Jeff has been involved in SAH digital initiatives since 2004. He was part of the original steering committee for SAHARA and for many years was its co-editor. He currently serves on the editorial committee for the Buildings of the United States series, through which he has supported the development of its digital edition in SAH Archipedia. He has degrees from Yale and the University of Delaware, where he completed his dissertation on the buildings of Boston’s Beacon Hill.

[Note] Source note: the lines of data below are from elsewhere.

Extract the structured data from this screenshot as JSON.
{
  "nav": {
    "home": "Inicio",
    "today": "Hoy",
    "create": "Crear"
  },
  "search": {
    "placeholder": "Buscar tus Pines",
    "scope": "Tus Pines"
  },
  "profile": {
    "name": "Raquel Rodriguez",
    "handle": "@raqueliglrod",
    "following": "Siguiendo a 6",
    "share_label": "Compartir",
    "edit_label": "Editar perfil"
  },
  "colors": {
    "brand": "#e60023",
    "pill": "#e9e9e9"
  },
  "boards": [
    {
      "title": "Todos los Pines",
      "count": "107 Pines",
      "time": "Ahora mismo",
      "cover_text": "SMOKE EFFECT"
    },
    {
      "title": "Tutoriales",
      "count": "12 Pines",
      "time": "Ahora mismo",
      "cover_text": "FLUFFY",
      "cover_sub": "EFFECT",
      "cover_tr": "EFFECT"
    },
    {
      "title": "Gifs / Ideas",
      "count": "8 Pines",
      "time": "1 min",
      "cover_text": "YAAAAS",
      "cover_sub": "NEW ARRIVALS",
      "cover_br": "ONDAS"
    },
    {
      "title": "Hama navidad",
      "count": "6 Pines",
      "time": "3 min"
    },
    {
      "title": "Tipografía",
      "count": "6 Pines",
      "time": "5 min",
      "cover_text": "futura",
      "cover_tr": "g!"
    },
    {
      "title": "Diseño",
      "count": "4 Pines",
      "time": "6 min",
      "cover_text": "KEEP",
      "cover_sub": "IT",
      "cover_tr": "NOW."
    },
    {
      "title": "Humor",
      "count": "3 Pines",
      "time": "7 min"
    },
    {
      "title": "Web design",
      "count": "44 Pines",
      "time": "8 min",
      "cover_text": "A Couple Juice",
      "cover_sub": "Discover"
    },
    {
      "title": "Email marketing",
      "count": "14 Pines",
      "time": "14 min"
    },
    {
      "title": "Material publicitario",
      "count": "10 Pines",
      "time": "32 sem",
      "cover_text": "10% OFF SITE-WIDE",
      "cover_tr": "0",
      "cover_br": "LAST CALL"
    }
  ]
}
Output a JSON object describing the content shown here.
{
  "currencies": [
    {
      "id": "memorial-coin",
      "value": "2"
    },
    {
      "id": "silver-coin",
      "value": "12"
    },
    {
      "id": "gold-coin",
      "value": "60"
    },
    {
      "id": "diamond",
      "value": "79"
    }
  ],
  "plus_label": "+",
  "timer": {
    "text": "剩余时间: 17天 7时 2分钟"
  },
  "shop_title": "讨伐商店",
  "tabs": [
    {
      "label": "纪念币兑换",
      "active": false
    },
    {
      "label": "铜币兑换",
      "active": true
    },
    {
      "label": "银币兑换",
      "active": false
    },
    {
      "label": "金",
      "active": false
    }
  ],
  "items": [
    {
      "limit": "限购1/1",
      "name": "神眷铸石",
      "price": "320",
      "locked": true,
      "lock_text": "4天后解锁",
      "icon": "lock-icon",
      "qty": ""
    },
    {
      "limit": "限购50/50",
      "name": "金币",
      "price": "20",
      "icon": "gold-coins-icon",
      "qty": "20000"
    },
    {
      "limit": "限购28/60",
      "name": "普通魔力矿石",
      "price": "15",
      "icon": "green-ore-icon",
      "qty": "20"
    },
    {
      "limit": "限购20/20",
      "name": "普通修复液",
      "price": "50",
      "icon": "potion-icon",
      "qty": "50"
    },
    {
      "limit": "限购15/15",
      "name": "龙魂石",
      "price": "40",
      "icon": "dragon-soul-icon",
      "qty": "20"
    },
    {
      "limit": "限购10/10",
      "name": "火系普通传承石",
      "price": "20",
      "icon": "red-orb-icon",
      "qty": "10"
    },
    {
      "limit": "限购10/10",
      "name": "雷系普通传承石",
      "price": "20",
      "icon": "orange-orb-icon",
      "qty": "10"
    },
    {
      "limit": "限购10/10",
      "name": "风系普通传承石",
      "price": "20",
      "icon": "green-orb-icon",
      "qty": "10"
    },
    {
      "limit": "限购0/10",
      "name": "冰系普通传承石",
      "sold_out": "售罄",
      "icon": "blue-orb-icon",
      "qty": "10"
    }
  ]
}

Jackie Spafford (Co-Chair)
Jackie Spafford is the image resources curator in the History of Art & Architecture Department, University of California, Santa Barbara. Jackie is from Toronto, and received her MA from the University of Toronto. She has been in her position at UCSB since 1998, and during that time her role and responsibilities have changed immensely. She began with the task of transitioning both the collection and instruction from analogue to digital media, which has led to digital initiatives and collaborations at UCSB, as well as UC-wide and with other institutions and professional organizations. She is currently working as co-PI on an NEH grant that builds on the Color Film Emergency Project mission of addressing at-risk 35mm slide collections of the built environment. She is the co-editor of SAHARA, the Society of Architectural Historians Architectural Resources Archive, and serves as an ex-officio SAH board member.
Danielle Willkens
Danielle Willkens Assoc. AIA, FRSA, LEED AP BD+C is an assistant professor at Georgia Institute of Technology’s School of Architecture where she teaches architectural history, design studios, and a research seminar focused on race, space, and architecture in the United States. Willkens is a practicing designer, researcher, and FAA Certified Remote Pilot who is interested in bringing architectural engagement to diverse audiences through interactive projects. Her experiences in practice and research include design/build projects, public installations, and on-site investigations as well as extensive archival work in several countries. As an avid photographer and illustrator, her work has been recognized in the American Institute of Architects National Photography Competition and she has contributed graphics to several exhibitions and publications. She was the 2015 recipient of the Society of Architectural Historians' H. Allen Brooks Travelling Fellowship and her research into transatlantic design network has been supported by the Sir John Soane’s Museum Foundation, the International Center for Jefferson Studies, and an American Philosophical Society Franklin Research Grant. She is currently part of a multidisciplinary team working to document and digitally reconstruct the area of significance related to “Bloody Sunday” in Selma, Alabama, and the March to Montgomery. Her team, with members from Auburn University, was awarded a 2018 African American Civil Rights Grant to create a Historic Structures Report of the Edmund Pettus Bridge. She is on the board of trustees for the Atlanta Preservation Center, and the Education Committee of the Southeast Chapter for the Institute of Classical Architecture and Art.